TO say we are going to be inundated with football coverage over the next month would be something of an understatement as the Euros take over our screens.

Whilst the arts usually like to offer alternative programming, the Lyric Theatre is embracing football fever in all its glory with Gary Mitchell’s latest work Smiley. Directed by Conall Morrison the production tells the tale of small-time wheeler-dealer Smiley played by Here Comes the Night’s Michael Condron. The comedy crime caper centres on a group of Belfast misfits who decide to form a five-a-side football team and enter a lucrative tournament. However, this is just a front as it becomes clear that Smiley and his band of cohorts are planning to rob the organisers who just happened to be ex-loyalist paramilitaries.
Smiley’s crack team brings together his disgruntled ex-wife, naïve son Tommy, a safe-cracking Elvis impersonator and his drag queen partner – who hasn’t kicked a ball in his/her life – and his ex-girlfriend’s daughter Charlie, the best (if not the only) player in the team.
The set changes during the play are as fast paced as the banter between characters.
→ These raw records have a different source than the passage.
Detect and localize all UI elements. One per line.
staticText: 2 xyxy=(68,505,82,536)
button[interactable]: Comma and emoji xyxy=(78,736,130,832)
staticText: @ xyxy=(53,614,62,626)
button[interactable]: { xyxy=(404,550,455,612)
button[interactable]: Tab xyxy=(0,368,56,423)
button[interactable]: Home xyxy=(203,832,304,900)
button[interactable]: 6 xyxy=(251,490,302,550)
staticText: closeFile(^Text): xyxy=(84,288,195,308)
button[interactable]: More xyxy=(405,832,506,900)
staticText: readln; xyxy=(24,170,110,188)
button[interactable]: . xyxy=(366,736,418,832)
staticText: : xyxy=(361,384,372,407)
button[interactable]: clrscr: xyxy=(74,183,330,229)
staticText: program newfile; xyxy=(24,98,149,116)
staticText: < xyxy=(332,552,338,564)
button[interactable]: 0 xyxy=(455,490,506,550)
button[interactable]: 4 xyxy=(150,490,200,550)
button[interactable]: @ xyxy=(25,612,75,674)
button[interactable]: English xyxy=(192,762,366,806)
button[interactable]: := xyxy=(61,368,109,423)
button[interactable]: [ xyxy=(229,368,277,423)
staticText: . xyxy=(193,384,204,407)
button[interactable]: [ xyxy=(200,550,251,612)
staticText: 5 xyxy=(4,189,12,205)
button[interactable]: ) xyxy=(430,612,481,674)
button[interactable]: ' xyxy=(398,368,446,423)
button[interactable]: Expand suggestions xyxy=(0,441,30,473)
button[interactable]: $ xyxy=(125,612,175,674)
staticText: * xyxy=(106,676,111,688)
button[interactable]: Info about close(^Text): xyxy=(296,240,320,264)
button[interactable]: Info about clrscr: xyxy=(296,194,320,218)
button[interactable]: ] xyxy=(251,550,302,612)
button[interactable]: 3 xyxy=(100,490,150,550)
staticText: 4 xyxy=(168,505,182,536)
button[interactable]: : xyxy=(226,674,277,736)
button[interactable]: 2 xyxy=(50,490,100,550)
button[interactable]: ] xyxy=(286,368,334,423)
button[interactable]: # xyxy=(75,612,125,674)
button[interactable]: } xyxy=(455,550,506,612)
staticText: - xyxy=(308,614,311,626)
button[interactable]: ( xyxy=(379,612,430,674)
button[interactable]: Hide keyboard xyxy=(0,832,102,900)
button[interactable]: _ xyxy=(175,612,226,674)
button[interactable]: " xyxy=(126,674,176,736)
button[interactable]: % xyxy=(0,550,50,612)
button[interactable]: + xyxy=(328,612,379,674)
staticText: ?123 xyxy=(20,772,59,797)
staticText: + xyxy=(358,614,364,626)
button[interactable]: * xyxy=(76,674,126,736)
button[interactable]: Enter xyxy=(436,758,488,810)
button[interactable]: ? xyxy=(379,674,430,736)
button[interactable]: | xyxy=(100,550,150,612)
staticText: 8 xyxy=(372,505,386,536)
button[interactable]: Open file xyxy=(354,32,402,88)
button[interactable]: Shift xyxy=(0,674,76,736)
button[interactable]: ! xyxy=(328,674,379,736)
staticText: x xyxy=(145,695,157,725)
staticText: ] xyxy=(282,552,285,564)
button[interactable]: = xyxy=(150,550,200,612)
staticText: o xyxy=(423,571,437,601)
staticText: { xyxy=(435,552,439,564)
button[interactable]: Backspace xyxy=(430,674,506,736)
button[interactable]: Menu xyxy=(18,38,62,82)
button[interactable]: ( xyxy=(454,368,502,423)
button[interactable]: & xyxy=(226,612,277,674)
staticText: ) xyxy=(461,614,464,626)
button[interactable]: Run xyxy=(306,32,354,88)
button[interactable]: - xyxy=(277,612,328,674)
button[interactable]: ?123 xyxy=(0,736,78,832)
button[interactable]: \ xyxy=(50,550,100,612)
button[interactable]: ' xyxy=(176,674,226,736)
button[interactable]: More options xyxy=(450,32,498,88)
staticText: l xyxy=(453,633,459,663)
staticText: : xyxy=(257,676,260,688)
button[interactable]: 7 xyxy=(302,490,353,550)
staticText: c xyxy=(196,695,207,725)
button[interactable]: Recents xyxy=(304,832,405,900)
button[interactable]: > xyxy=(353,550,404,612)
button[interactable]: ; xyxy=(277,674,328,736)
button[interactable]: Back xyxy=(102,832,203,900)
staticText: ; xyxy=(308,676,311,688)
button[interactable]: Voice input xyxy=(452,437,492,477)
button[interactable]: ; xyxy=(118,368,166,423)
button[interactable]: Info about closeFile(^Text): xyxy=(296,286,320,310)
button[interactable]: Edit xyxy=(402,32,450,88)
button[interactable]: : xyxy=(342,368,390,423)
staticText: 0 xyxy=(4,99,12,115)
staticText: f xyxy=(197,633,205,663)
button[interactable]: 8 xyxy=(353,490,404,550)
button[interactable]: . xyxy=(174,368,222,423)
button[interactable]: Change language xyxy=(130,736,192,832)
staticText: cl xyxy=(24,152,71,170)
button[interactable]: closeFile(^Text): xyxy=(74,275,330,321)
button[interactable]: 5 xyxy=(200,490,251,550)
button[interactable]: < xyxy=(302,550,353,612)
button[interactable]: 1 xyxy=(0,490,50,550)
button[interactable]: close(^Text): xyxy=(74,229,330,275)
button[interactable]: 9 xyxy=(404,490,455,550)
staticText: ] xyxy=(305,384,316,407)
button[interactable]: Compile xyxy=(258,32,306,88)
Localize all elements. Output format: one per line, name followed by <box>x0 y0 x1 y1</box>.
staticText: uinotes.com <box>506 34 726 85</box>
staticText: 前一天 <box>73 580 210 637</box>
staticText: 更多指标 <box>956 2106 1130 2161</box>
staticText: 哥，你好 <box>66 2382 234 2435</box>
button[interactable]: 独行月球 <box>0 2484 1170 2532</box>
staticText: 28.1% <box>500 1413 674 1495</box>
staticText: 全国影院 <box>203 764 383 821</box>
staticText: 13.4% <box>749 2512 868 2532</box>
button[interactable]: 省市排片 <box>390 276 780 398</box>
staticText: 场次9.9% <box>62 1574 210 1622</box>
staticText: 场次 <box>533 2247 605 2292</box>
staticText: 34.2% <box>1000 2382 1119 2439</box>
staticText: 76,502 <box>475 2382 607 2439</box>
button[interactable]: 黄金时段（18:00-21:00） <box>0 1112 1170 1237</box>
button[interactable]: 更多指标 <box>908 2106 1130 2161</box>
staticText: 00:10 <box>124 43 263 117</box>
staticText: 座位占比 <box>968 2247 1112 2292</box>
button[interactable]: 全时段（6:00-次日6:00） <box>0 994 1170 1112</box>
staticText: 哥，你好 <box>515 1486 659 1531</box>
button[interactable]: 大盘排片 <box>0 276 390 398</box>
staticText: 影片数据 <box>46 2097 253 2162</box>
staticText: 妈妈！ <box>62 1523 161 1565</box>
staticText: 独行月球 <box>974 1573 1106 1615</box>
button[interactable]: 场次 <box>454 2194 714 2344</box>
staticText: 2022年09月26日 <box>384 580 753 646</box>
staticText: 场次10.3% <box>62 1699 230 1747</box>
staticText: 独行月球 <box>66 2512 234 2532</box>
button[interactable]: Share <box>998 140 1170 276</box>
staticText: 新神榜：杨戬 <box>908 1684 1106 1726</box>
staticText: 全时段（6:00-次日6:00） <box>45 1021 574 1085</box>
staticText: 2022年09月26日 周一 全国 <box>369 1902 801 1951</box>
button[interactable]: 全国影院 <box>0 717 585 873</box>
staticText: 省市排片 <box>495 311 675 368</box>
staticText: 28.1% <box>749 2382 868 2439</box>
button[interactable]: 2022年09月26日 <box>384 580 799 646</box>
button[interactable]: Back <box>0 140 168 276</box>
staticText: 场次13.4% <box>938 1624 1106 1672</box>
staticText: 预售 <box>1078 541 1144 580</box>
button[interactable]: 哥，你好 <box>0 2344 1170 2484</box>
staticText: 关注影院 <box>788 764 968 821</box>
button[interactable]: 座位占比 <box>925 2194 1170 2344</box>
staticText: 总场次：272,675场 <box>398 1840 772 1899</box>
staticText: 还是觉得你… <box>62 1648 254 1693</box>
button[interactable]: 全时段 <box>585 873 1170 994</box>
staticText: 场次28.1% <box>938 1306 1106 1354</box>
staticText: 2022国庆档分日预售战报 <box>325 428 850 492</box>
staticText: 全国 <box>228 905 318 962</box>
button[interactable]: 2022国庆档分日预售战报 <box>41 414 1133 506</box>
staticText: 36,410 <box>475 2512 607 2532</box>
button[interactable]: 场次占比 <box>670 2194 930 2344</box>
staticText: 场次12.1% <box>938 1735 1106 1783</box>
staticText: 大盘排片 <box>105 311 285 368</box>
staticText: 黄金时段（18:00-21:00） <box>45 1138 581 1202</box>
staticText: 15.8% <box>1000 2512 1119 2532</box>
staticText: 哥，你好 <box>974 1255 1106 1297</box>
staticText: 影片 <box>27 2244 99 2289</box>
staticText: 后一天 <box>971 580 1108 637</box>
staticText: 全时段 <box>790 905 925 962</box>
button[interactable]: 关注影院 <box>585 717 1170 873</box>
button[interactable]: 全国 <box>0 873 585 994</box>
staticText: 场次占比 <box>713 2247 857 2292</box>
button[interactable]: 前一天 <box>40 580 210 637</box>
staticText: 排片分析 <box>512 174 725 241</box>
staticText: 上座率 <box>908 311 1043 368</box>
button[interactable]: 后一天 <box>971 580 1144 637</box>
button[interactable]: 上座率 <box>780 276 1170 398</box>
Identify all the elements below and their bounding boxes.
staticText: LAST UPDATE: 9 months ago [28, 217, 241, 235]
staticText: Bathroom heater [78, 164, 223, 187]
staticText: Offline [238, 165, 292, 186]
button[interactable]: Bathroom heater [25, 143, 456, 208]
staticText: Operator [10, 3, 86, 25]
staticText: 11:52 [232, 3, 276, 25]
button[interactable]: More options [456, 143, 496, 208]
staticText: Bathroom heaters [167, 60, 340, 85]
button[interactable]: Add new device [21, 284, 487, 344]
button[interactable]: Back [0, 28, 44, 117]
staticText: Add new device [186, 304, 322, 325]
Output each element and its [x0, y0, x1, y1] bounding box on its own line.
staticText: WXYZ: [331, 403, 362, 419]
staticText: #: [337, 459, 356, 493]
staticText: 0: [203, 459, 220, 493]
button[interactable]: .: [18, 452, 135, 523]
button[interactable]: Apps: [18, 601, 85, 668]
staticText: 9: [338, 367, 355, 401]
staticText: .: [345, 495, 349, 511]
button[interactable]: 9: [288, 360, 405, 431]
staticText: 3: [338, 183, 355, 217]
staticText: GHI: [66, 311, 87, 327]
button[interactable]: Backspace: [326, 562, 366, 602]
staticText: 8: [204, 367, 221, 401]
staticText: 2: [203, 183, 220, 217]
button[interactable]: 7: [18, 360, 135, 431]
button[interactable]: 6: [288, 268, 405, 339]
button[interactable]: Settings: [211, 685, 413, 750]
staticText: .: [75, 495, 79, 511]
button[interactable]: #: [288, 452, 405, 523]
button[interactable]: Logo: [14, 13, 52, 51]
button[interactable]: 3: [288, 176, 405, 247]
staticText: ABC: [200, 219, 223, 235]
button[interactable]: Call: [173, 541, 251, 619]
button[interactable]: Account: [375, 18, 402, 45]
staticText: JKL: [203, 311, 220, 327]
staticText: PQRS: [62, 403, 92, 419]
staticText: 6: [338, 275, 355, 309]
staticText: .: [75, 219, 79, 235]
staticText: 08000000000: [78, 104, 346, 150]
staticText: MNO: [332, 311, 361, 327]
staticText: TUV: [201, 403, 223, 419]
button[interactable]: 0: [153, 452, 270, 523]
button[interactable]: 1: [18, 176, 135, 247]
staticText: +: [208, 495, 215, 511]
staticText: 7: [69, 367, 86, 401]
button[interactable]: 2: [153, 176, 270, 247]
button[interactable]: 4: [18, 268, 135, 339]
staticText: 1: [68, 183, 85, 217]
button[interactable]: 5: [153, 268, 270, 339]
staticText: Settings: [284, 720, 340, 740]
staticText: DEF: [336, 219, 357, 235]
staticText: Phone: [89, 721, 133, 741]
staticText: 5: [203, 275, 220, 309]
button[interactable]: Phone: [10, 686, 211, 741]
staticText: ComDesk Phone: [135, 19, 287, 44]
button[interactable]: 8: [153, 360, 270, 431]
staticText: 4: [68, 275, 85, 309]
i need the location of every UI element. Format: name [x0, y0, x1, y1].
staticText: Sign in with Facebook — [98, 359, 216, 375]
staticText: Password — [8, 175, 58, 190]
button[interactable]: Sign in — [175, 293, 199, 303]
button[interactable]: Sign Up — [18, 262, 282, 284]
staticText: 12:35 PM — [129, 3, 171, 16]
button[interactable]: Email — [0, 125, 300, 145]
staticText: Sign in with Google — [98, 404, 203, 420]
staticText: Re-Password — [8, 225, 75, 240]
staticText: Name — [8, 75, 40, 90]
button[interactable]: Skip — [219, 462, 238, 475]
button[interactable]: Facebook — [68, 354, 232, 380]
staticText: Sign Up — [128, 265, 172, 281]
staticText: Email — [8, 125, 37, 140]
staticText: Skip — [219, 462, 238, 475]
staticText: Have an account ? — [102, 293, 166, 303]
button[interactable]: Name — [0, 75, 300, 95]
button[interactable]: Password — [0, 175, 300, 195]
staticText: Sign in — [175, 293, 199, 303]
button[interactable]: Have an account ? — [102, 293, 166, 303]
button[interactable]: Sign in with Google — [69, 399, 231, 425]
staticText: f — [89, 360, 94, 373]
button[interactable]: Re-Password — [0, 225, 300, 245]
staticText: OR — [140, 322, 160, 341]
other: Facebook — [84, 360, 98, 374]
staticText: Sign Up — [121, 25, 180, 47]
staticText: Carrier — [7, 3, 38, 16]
A dingy, dimly-lit back room turns into a bar with Elvis doing his best Hound Dog, then it morphs into a locker room and an astro turf pitch.
The performances are universally good. And if the characters are a touch clichéd, Mitchell’s dialogue more than makes up for that. Conall Morrison’s direction has the snap that the dialogue deserves. The packed house was literally laughing in the aisles at times and on their feet at the end.